The Titanic radio department in 1912- a brief background
The Titanic's "wireless" equipment was the most powerful in use at the time in 1912 . The main transmitter was a rotary spark design, powered by a 5 kW motor alternator, fed from the ship's lighting circuit.
The equipment operated into a 4 wire antenna suspended between the ship's 2 masts, some 250 feet above the sea. There was also a battery powered emergency transmitter.
The main transmitter was housed in a special room, known as the "Silent Room". This room was located next door to the operating room, and specially insulated to reduce interference to the main receiver.
The equipment's guaranteed working range was 250 miles, but communications could be maintained for up to 400 miles during daylight and up to 2000 miles at night.
In charge was 25 year old John (Jack) G. Phillips (left), with 21 year old Harold Bride (right) as the deputy or second R/O. The R/O's remained at their posts until about 3 minutes before the vessel foundered... even after being released from their duties by the Captain.
Harold Bride remarked that water could be heard flooding into the wheelhouse as he and Jack Phillips abandoned the radio room. Jack Phillips was still sending as the power supply to the radio room failed...
The Titanic Radio Officers did great honour to their profession.
Jack Phillips died of hypothermia on or near Collapsible lifeboat B - his body was never recovered......
Harold Bride left the sea after WW1, and faded into obscurity. He died in
Scotland in 1956.
The left hand photo actually shows the Marconi wireless Room of the Titanic's sister ship Olympic, with Radio Officer Brent receiving a message.
In the right hand picture Phillips and another R/O (NOT Harold Bride) are shown on the White Star vessel "
Adriatic" (both photos from the Father Browne collection).
Olympic's Marconi Room - taken on her maiden voyage.
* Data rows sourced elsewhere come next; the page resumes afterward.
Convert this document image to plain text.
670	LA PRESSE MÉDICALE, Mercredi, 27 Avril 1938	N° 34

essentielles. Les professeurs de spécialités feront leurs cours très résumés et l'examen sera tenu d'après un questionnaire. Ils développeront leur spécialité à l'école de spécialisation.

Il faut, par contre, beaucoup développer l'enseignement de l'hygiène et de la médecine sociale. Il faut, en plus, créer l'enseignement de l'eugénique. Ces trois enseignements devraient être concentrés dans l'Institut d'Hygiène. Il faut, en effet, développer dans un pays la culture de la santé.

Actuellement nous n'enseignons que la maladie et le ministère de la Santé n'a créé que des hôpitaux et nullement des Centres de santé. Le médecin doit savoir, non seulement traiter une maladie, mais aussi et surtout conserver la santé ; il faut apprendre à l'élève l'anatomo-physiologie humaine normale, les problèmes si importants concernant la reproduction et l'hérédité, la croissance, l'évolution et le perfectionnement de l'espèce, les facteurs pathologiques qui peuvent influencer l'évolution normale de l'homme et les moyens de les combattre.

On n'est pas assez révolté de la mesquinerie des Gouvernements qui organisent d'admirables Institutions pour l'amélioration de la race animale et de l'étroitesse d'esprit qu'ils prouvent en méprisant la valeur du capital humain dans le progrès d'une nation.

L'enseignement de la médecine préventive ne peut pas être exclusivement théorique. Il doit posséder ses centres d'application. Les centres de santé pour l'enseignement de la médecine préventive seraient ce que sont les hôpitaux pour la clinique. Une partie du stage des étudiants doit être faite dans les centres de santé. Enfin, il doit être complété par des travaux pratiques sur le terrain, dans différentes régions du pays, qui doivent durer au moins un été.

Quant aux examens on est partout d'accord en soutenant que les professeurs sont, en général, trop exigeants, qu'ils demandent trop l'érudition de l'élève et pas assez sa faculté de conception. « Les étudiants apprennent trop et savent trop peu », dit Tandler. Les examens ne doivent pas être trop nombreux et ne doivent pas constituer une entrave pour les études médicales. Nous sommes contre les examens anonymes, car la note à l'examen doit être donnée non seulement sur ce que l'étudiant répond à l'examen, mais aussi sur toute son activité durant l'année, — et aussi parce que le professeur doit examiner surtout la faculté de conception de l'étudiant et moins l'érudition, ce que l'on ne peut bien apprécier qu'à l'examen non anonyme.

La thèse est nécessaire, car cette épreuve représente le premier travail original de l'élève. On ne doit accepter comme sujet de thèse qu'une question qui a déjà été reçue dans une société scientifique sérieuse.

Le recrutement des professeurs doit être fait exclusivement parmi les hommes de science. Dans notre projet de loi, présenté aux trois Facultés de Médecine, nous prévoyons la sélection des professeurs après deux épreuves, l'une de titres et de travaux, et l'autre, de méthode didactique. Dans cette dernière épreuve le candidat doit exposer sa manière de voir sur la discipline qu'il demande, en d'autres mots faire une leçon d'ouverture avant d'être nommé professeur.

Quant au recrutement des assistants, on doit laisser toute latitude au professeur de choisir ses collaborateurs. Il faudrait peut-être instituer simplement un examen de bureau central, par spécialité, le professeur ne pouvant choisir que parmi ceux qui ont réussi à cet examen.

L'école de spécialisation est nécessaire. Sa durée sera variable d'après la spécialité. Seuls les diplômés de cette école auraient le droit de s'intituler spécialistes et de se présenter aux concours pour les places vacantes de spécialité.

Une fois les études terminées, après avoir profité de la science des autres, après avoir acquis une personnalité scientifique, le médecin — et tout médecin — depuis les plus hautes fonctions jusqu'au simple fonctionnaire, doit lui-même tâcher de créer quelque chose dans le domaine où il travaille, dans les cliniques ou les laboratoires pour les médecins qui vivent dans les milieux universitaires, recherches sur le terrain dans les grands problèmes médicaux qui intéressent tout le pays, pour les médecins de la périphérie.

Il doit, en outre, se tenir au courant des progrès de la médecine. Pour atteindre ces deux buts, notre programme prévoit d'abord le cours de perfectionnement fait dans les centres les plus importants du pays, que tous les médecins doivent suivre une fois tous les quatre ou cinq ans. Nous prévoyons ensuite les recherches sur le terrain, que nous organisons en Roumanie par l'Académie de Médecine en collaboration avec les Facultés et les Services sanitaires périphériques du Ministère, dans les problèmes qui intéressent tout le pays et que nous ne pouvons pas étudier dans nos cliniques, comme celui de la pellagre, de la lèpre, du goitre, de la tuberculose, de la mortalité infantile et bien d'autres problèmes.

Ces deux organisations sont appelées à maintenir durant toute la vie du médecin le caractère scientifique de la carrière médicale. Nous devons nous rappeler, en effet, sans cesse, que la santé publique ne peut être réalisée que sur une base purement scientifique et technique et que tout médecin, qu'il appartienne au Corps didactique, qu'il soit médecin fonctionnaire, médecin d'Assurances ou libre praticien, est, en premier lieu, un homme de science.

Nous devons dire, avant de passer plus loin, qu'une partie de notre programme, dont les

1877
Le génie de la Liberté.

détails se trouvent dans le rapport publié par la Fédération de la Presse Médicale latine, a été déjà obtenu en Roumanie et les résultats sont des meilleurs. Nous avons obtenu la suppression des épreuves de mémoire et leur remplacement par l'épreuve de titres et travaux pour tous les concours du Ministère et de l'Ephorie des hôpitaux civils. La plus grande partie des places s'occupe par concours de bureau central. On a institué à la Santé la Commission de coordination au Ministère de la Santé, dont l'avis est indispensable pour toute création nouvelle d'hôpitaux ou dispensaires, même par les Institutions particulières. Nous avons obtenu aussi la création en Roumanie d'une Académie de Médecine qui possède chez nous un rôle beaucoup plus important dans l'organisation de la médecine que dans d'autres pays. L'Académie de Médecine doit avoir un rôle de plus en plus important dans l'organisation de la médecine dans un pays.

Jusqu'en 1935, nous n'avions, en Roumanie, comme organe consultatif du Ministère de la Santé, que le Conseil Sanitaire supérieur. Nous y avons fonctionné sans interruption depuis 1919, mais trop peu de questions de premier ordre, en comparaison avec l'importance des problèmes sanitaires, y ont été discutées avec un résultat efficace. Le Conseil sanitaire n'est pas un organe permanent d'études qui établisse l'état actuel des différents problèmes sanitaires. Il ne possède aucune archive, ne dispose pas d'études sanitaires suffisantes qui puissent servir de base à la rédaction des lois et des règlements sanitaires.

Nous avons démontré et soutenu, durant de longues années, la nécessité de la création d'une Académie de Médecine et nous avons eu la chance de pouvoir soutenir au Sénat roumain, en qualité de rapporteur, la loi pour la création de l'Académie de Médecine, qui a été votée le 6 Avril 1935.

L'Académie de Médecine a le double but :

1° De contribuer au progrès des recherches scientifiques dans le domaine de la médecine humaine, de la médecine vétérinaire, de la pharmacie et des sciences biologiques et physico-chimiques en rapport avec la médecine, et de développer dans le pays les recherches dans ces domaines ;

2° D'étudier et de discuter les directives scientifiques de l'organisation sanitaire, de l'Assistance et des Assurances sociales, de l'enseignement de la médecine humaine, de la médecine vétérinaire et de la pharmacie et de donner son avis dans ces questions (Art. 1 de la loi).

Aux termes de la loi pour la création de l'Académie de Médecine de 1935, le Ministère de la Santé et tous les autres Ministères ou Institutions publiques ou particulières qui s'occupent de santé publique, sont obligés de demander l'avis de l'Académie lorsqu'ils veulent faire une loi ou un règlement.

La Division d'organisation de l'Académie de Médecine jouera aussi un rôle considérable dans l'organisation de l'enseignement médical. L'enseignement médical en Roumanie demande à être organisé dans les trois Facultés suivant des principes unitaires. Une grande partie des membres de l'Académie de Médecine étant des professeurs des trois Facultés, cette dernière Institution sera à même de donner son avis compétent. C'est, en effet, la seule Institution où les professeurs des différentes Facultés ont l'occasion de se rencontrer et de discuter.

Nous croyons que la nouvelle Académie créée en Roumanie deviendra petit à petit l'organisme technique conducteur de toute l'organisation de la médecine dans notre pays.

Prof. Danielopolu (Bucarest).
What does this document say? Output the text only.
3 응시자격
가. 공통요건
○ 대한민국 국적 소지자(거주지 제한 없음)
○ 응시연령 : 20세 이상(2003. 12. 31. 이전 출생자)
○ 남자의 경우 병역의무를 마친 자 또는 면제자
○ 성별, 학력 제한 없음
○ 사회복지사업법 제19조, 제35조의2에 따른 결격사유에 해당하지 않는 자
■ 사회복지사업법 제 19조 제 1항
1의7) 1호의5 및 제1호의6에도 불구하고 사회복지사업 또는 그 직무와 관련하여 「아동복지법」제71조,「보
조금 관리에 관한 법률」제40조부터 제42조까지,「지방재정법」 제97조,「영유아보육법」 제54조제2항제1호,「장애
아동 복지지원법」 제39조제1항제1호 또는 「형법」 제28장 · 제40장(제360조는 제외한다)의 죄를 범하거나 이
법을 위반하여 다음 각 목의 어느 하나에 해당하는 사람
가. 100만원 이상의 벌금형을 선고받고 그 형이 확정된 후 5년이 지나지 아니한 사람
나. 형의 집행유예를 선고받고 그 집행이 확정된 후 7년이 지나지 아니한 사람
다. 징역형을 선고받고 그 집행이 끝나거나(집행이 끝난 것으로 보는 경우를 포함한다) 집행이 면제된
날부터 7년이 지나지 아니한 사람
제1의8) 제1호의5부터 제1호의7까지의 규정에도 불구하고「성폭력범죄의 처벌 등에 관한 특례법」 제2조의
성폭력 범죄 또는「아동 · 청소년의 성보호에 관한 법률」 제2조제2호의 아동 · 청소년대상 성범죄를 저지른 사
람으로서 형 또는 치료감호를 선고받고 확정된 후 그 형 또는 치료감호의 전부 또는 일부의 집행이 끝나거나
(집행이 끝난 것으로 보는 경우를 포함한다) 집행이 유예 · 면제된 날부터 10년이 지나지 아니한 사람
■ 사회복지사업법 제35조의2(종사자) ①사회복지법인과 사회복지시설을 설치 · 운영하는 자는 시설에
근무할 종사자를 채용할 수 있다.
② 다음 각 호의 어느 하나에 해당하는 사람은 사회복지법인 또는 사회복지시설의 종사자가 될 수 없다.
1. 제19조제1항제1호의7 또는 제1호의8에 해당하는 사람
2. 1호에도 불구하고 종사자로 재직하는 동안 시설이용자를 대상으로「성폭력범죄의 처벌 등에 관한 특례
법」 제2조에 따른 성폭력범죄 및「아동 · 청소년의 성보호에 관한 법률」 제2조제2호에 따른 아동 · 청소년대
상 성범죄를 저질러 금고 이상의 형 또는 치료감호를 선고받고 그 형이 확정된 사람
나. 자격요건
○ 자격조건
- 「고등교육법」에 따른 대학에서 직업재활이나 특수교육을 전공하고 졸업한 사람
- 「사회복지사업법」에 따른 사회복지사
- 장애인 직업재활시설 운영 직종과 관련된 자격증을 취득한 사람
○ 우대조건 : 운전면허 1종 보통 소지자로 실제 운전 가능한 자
Note the external porthole in the centre of picture.
Titanic's Marconi Room was located inboard (more detail later).
The Titanic Marconi room set from the James Cameron movie.
This set quite accurately portrays Titanic's sister ship Olympic's Marconi Room.
The Titanic set was based on archival pictures of Olympic, with the window omitted (see the Olympic photo below).
Another view of the Titanic radio room set from the James Cameron movie.
Clearly, no expense has been spared...note the Marconi uniform cap on the operating desk.
A Marconi wireless telegram from the RMS Olympic, Titanic’s sister ship, reports the Carpathia’s rush to the site where the Titanic went down.